Language model databunch is adding tokens to my data

I trained a language model following the tutorials but when I try to get predictions the same 2 characters appear on the output.
For instance:

TEXT = ‘’
learn.predict(TEXT, 6, temperature=0.75,sep=’’)
‘GosCCC’

TEXT = ‘GN’
learn.predict(TEXT, 6, temperature=0.75,sep=’’)
‘GNGosCCC’

I realized the problem was my databunch. The ‘os’ string is being added to the beginning of every batch. I do have tokens ‘o’ and ‘s’, but they never appear like this on my data. In addition, when I call my Tokenizer, the tokens are perfect and match what I expected.

Tokenizer:

sample = ‘CC©C(CO)NCc1cc(C(F)(F)F)cc(-c2ccc(C(F)(F)F)nc2)n1’
tokenizer = Tokenizer(MolTokenizer,pre_rules=[],post_rules=[])

tok = MolTokenizer()

print(’’.join(tokenizer.process_text(sample, tok)))

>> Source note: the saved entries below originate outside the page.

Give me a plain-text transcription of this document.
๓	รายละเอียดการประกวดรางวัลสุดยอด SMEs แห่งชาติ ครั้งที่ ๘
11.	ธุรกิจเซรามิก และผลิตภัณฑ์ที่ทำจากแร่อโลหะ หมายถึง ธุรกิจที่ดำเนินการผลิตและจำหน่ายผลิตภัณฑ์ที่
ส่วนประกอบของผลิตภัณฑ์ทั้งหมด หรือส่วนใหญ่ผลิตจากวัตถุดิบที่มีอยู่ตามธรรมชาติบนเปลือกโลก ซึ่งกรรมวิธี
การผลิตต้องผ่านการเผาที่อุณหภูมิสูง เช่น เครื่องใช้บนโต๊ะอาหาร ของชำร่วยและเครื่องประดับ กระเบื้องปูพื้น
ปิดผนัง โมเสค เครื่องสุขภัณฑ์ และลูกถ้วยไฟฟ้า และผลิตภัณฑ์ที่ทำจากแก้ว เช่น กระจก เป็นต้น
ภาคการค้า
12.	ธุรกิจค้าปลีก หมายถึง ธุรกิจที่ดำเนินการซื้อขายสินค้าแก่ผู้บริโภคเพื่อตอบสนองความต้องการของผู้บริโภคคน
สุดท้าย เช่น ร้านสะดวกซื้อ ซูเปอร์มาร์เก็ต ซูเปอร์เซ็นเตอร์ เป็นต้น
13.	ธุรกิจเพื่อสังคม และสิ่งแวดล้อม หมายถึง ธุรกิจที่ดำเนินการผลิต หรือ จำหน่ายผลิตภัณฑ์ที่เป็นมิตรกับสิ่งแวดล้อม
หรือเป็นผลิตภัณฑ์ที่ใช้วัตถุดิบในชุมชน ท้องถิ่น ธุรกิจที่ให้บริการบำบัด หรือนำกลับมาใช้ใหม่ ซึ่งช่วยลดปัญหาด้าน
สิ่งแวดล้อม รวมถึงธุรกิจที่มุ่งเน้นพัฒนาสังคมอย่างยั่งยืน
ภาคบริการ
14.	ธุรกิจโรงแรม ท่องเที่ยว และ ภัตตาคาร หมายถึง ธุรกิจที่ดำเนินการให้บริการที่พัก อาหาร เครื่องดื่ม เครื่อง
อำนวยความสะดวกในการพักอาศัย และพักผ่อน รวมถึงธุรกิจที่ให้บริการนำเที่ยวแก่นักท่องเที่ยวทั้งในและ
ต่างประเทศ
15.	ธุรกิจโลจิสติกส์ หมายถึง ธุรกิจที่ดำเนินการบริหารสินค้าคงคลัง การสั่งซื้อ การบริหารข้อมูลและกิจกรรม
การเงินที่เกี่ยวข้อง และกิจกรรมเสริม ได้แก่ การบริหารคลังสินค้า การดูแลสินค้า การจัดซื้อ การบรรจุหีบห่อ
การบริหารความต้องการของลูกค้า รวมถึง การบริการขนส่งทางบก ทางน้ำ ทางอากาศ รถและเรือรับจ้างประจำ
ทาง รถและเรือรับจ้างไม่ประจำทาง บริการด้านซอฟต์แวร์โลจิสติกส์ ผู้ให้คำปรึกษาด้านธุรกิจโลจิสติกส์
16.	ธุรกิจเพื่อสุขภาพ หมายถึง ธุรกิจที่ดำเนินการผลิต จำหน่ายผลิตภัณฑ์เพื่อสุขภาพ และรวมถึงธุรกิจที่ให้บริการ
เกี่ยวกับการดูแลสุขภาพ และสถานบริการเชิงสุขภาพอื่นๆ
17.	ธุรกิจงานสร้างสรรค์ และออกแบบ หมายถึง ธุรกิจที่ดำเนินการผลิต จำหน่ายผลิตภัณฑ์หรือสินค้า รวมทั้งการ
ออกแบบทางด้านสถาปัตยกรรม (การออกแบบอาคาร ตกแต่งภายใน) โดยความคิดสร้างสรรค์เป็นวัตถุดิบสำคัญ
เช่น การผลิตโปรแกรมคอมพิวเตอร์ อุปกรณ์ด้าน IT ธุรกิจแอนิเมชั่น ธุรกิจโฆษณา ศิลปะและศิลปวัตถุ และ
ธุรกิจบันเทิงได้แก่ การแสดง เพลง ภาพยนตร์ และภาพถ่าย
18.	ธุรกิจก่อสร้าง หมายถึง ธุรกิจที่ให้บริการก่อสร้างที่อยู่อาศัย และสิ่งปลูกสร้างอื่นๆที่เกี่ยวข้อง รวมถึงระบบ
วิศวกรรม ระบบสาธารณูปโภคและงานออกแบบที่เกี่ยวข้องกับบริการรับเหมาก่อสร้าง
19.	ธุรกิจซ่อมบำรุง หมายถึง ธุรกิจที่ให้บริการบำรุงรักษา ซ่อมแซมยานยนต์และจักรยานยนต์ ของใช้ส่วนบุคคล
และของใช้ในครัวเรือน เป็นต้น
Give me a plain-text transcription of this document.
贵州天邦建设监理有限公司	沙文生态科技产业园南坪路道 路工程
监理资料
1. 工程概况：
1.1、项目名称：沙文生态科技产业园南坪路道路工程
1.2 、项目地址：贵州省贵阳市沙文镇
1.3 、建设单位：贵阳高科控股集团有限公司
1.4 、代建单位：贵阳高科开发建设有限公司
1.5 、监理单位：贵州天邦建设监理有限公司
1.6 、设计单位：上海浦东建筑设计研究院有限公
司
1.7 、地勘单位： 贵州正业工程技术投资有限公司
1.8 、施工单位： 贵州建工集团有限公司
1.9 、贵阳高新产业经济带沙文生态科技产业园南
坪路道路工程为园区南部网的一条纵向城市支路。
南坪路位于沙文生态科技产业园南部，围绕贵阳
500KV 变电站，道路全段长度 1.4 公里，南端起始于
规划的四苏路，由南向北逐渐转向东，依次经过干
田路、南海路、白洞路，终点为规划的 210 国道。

‘!CC©C(CO)NCc1cc(C(F)(F)F)cc(-c2ccc(C(F)(F)F)nc2)n1EAAAAAAAAAAAAAAAAAAAAAAAA’

Result of data.show_batch():

!osCC©C(CO)NCc1cc(C(F)(F)F)cc(-c2ccc(C(F)(F)F)nc2)n1EAAAAAAAAAAAAAAAAAAAAAA

The ‘os’ is added right after the first character (’!’)

Have anybody seen this before? How can I solve this?